Where did the horse industry get the figure? According to KEEP it got it from the American Horse Council, which in turn got it from Deloitte, an accounting and consulting firm. Only that's not where they got it, since Deloitte reported 51,000, not 100,000. But Deloitte apparently told Cheves that if you added in basically everyone who a horse worker bought something from, then you could come up with a figure close to the one slots advocates are using.
That's right. "... if you included other jobs created by the spending on horse jobs," Deloitte told Cheves, "--for example, a horse breeder frequently dines out, which helps pay for a waiter at the local restaurant."
So the waiters at all the restaurants within the vicinity of horse farms and tracks are now to be considered "horse jobs"? And why not include all the workers at all the other retail outlets in those places as well. That is apparently how slots advocates are calculating their figures.

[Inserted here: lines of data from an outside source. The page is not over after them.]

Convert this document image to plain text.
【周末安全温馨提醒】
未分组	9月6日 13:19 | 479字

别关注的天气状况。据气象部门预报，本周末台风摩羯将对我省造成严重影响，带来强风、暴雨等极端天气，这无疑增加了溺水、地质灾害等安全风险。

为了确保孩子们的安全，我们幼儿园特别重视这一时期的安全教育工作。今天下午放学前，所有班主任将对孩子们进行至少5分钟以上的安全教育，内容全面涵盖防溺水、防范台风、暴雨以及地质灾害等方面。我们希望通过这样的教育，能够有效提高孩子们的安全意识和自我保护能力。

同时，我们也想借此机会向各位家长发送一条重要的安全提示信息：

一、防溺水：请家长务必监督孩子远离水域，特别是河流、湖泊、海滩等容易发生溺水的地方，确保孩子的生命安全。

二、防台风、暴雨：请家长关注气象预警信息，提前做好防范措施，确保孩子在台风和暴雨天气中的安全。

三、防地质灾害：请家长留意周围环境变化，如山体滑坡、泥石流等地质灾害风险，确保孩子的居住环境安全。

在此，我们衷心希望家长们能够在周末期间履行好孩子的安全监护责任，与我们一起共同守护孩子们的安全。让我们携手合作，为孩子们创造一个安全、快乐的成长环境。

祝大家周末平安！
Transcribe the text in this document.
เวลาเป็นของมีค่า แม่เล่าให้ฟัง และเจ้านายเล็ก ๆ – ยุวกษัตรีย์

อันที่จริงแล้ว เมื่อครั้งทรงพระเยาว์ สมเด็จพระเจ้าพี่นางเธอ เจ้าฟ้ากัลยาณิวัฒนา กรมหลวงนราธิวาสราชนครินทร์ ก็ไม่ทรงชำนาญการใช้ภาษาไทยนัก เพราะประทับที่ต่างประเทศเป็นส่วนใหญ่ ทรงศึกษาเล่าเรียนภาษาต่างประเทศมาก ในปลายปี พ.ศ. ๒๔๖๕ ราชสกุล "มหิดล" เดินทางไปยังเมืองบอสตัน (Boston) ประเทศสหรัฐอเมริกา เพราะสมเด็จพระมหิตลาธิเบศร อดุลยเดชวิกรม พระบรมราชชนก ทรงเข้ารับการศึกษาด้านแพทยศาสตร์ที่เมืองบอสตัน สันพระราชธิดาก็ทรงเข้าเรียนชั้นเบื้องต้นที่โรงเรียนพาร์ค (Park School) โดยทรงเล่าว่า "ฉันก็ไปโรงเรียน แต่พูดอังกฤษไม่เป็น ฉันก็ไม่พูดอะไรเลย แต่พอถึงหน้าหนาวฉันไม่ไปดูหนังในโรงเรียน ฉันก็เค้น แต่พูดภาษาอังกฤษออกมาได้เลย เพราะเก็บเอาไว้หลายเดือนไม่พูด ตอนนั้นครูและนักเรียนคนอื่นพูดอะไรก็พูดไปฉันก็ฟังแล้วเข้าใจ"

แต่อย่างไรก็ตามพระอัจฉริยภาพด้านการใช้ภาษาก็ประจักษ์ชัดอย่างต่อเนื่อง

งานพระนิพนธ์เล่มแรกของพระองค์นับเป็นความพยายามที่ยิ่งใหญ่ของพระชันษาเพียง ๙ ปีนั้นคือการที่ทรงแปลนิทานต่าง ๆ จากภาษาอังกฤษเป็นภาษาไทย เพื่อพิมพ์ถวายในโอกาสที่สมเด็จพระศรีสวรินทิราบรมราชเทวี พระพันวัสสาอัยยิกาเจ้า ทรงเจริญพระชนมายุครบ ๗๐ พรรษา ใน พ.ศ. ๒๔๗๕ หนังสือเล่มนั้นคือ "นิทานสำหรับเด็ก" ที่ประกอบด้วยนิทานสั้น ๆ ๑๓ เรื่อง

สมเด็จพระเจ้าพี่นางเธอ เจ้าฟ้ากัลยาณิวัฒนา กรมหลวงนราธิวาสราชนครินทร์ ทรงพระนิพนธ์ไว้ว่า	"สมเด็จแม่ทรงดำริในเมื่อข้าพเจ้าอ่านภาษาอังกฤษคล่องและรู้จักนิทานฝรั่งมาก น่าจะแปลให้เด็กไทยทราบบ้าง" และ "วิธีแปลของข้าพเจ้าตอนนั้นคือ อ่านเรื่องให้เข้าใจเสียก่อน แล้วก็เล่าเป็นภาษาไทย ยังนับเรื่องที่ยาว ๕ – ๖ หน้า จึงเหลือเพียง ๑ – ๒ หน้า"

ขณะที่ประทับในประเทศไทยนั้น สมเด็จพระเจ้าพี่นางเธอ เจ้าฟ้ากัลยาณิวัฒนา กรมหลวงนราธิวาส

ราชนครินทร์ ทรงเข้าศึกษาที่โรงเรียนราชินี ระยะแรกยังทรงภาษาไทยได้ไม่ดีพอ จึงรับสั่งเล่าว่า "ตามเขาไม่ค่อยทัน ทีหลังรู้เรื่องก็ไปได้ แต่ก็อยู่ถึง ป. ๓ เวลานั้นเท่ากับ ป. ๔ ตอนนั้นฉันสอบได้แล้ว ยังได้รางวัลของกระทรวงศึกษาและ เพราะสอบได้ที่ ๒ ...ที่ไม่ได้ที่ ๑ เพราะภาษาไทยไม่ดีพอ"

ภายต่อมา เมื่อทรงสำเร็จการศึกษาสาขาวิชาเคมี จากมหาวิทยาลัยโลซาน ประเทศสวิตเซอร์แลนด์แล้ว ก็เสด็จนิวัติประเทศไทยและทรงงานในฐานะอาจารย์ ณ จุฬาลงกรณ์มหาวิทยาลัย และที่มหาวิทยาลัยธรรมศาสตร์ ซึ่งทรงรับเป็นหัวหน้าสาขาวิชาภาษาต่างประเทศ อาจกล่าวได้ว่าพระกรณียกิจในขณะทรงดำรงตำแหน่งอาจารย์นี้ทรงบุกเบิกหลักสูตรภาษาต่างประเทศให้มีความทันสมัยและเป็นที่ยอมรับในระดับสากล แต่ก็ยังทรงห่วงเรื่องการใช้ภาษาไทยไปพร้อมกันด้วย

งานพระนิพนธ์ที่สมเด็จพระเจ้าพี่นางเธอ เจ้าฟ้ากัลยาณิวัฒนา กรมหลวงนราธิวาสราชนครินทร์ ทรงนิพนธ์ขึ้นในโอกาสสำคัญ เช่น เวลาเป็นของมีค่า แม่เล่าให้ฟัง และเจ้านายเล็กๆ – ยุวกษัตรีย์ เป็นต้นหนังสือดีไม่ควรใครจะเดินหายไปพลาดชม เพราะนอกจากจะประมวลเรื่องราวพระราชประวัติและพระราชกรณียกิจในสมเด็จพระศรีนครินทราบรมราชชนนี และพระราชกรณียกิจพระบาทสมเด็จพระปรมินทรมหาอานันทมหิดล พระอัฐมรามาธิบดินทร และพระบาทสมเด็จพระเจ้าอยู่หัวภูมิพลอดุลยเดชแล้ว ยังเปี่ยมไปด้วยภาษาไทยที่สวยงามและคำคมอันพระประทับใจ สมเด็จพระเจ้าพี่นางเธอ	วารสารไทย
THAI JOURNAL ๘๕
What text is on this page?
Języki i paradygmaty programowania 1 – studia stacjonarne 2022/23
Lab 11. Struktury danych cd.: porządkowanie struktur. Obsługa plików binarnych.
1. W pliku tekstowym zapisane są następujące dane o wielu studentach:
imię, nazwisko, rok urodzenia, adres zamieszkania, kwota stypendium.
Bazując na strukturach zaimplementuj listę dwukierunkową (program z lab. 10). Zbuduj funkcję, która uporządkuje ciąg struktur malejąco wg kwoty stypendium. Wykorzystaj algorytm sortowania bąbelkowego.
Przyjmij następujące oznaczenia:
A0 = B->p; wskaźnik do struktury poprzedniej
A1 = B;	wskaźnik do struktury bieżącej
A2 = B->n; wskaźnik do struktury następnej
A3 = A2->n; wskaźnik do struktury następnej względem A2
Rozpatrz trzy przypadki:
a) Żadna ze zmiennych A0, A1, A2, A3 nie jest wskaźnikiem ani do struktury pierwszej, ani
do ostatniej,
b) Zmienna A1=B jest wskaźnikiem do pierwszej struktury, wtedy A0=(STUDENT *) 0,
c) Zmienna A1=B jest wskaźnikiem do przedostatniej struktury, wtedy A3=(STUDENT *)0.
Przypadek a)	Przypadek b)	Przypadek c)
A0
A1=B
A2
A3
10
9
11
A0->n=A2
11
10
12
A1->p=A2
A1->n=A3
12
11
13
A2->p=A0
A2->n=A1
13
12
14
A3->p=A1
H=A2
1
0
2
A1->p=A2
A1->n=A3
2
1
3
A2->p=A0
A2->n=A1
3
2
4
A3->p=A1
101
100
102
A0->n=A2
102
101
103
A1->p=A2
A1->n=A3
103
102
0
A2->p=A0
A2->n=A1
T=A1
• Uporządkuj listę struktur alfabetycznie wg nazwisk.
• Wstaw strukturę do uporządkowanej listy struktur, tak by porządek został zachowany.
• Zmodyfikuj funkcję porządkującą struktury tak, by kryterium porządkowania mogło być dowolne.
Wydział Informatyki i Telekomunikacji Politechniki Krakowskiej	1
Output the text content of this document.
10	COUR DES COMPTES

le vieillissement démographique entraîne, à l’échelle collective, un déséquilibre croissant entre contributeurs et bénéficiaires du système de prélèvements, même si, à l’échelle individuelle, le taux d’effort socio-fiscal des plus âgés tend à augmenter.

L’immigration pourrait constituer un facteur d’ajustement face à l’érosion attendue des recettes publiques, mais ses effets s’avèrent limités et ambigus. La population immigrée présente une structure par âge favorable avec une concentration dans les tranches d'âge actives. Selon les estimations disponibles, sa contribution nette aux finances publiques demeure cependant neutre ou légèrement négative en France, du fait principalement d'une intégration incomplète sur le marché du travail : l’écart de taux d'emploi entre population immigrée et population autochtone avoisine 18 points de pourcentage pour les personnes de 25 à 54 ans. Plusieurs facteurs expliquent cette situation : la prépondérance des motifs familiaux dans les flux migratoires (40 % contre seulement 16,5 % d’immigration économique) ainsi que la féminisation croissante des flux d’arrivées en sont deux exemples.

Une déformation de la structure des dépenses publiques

Now we know where all those refugee accountants from Enron landed.
So why all the dire predictions for the Kentucky's "signature" industry? The first reason is that there are some disturbing trends, although many of these trends affect all states, not just Kentucky. Horse racing has declined everywhere, not just Kentucky, since the 1940s and 50s. In addition, the Recession has affected industries everywhere. And, finally, there is the fact that other, richer states are offering bigger purses subsidized by slots.
But if purses are the real issue, which organizations like KEEP say they are, slots are not necessary to address it. Senate President David Williams' proposal takes care of that problem by subsidizing purses to the tune of $80 million. And if purses are the issue, then why is the lion's share of the money going to the hugely profitable Churchill Downs and other race tracks rather than directly to horse farmers?
And will allowing slots at tracks fix things? If so, then why hasn't it fixed the problem in Indiana and West Virginia? According to Cheves, the introduction of racinos in other states has not stopped Indiana tracks from having trouble paying their bills and West Virginia tracks from laying off employees.
One of the reasons Kentucky horses are racing in other states is not the fact that the purses are bigger, but because they can win easier. Why do they win? Because they're Kentucky-bred. Horse breeders can leave the state, but if they do, they won't be producing Kentucky-bred horses--the ones that are winning everywhere else.